Bunlarında  dışında daha vahim olan bir başka konu ise,siyaset yapmanın paralı ve pahalı bir iş haline getirilmiş bulunmasıdır.
Günümüzde toplumun, "siyaset yapmak için finansörler gerektiği" gibi bir düşünceye itildiği gözlenmektedir.
Halbuki,demokrasinin iyi işleyebilmesi için, milletvekilleri ve yerel meclis üyelerinin liderlerden ve hatta partilerinden bağımsız olarak, çalışabilmesi, alınacak kararları,  kendisini  oraya gönderen seçmenlerin hak ve yararlarına uygunluk açısından denetleyebilmesi gerekir diye düşünüyorum.
Aksi halde, yürütmenin denetimi yeterince gerçekleşemeyecektir.
Sivil Toplum Örgütlerinin de bu konuda hemen hemen hiç sesi çıkmamaktadır.
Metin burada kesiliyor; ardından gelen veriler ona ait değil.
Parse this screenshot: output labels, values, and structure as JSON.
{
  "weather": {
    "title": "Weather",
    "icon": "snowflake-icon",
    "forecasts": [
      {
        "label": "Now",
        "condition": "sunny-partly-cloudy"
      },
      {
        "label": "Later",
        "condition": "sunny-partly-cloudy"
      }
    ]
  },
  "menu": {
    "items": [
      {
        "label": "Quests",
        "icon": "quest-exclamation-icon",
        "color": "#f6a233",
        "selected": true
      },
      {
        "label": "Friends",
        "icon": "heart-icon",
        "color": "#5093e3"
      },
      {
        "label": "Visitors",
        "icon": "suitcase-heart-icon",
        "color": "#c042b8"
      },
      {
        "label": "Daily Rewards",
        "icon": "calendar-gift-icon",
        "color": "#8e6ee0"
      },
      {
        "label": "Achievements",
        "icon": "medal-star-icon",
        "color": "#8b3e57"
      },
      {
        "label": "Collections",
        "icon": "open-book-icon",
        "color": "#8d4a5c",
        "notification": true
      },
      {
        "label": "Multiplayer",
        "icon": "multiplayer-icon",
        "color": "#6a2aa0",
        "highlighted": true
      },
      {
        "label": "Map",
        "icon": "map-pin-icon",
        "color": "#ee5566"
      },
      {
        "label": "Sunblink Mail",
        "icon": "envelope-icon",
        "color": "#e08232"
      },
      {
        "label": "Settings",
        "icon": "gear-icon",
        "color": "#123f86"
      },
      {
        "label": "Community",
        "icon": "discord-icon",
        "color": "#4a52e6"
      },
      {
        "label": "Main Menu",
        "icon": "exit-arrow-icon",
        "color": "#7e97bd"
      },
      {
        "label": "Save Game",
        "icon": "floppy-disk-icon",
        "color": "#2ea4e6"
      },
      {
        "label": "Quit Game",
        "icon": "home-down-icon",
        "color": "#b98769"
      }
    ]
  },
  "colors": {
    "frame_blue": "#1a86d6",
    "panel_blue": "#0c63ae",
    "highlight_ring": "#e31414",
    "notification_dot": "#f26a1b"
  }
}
Her partiden yetkililer sistem eleştiri yapmakta, konuya katkıda bulunmaktadır.
Temennimiz önümüzdeki dönem için,  TBMM de akli selim sahibi kişilerin,  seçmen tercihlerine önem veren, halkın tercihlerini yönetimde yansıtan yeni bir seçim kanunu yapabilmesidir.